Who can explain the behavior of the case and is it considered the norm? :) Here is the working code

 package javaapplication12; public class JavaApplication12 { public static void main(String[] args) { int type = 11; switch(type){ case 10: int i = 0; int max = 3; while(i<max){ System.out.println("OK"); i = i + 1; } break; case 11: i = 0; // <======= max = 2; // <======== //МЫ ИСПОЛЬЗОВАЛИ КАК ОБЫЧНО INT NAME = 0 //но компилятор выбрасывает //Exception in thread "main" java.lang.RuntimeException: Uncompilable source code - variable i is already defined in method main(java.lang.String[]) //????? уберем INT, => NAME = 0 компилируется и работает, КАК ЭТО? переменная int i из другого case создается? но как while(i<max){ System.out.println("WHAT??"); i = i + 1; } break; } } }

Java 8. Netbeans. And if you comment i = 0; or max = 2; get an exception :) (the code wrapped in main for clarity)

  • Immediately written variable i is already defined in the method of main - Ziens
  • Yeah, and therefore case 10 It is worked out with a bang (if I have i on top of the case), read the code carefully, or run it. - Denis Kotlyarov
  • Why do you define i and max in case 10? - Ziens
  • Well, these are different blocks, what is declared in the internal block is not declared an automatic machine in the external. - etki
  • I just carefully read your code, and you, in turn, carefully read the comments. The announcement in case 10 is "visible" in case 11. - Ziens

3 answers 3

The point is visibility of variables. It is possible to declare one variable only once in one block of code.

In this case, in your case, at least the variable is declared in case 10 , if it is not assigned to it in case 11 will be considered declared, but not initialized. And, because this is not a class field, then no default values ​​will be assigned to it.

To make it work for you, you need to take these variables outside the switch block or in each case create a new variable with a new name.

  • Here, the fact is that he is a worker. "case create a new variable with a new name" aha and Java will still keep i, max in memory (and also these variables) (albeit empty ones).
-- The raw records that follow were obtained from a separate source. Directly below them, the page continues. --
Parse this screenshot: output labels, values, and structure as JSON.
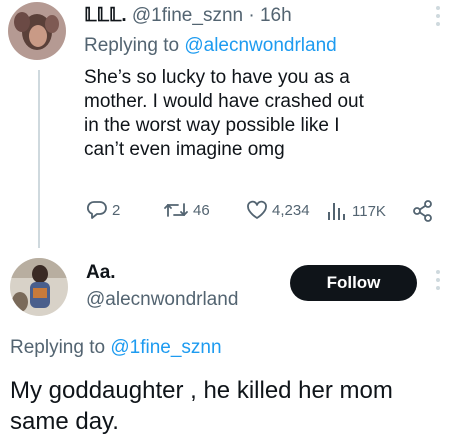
{
  "tweet1": {
    "display_name": "𝕃𝕃𝕃.",
    "handle": "@1fine_sznn",
    "separator": "·",
    "time": "16h",
    "replying_prefix": "Replying to",
    "replying_to": "@alecnwondrland",
    "body": "She’s so lucky to have you as a mother. I would have crashed out in the worst way possible like I can’t even imagine omg",
    "actions": {
      "replies": "2",
      "retweets": "46",
      "likes": "4,234",
      "views": "117K"
    },
    "icons": [
      "reply-icon",
      "retweet-icon",
      "heart-icon",
      "views-icon",
      "share-icon"
    ]
  },
  "tweet2": {
    "display_name": "Aa.",
    "handle": "@alecnwondrland",
    "follow_label": "Follow",
    "replying_prefix": "Replying to",
    "replying_to": "@1fine_sznn",
    "body": "My goddaughter , he killed her mom same day."
  },
  "colors": {
    "link": "#1d9bf0",
    "muted": "#536471",
    "text": "#0f1419",
    "follow_bg": "#0f1419"
  }
}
And it’s clear that Java creates, though empty, a lesson from this is clear that in the end you have to switch to if :) - Denis Kotlyarov
  • @DenisKotlyarov, case and if are different and one cannot say that one of them is better than the other. These are just different tools. At the initial stage, it’s not worth thinking about whether an extra variable is stored in memory. First, it is better to understand the basic things - in the operators, areas of visibility, etc. - YuriySPb
  • This feature can be very easy to explain, because we all know that the case has a break, (using the example of 10 11) if you remove the break from the 10 container, we get something that also 11 containers will be executed. Based on this, Java simply cannot deal with these variables, and therefore it creates all the variables (occurring more than once) at once. "At first it is better to understand the basic things - in the operators, areas of visibility, etc." I did not understand ... "At the initial stage," how did you decide. - Denis Kotlyarov
  • @DenisKotlyarov, I made my conclusion on the basis of the fact that you did not understand the switch operator and find it difficult to clearly formulate the question. In any case, I personally still can not understand what exactly you asked. - JuriySPb
  • I asked what kind of feature it was that variables in container 11 (similar to variables from container 10) can change their value without creating the variable itself. But after thinking and reading your comment, I understood this feature (which I voiced here above). - Denis Kotlyarov

They write the same:

Uncompilable source code - variable i is already defined

Just accept that you can't do that. Or take out the necessary variables above switch:

 int i = 0; int max = 2; switch( type ) { // ...

Or limit their visibility inside each case:

 case 10: { int i = 0; int max = 2; // ... } break; case 11: { int i = 0; int max = 2; // ... } break;

Here, the thing is, he's a worker.

Only not so good worker.

    The fact is that the case labels inside a switch are not some kind of "containers" as you perceive them.

    The switch / case block itself was copied into Java from C-like languages. And in them the syntax of labels of the form case <value>: followed the general syntax of labels label: Which, in fact, were just named places in the code in which you could jump at any moment. Using goto :

     int main() { for (...) { for (...) { if (something) goto stop; } } // some code stop: // some code }

    switch , in fact, simply allowed you to select a target label for the jump based on the value.

    Java copied the switch , but did not copy the goto . Therefore, the behavior seems strange to you.

    If your code is formatted so that the labels no longer seem to be part of the code, and they began to be read exactly as marks for a jump, the mechanism of the switch operation will become more obvious:

     public static void main(String[] args) { int type = 11; switch(type){ case 10: int i = 0; int max = 3; while(i<max){ System.out.println("OK"); i = i + 1; } break; case 11: i = 0; // <======= break; } }

    For the same reason, at the end of the block for each label you have to write break; so that the implementation does not "fail" further.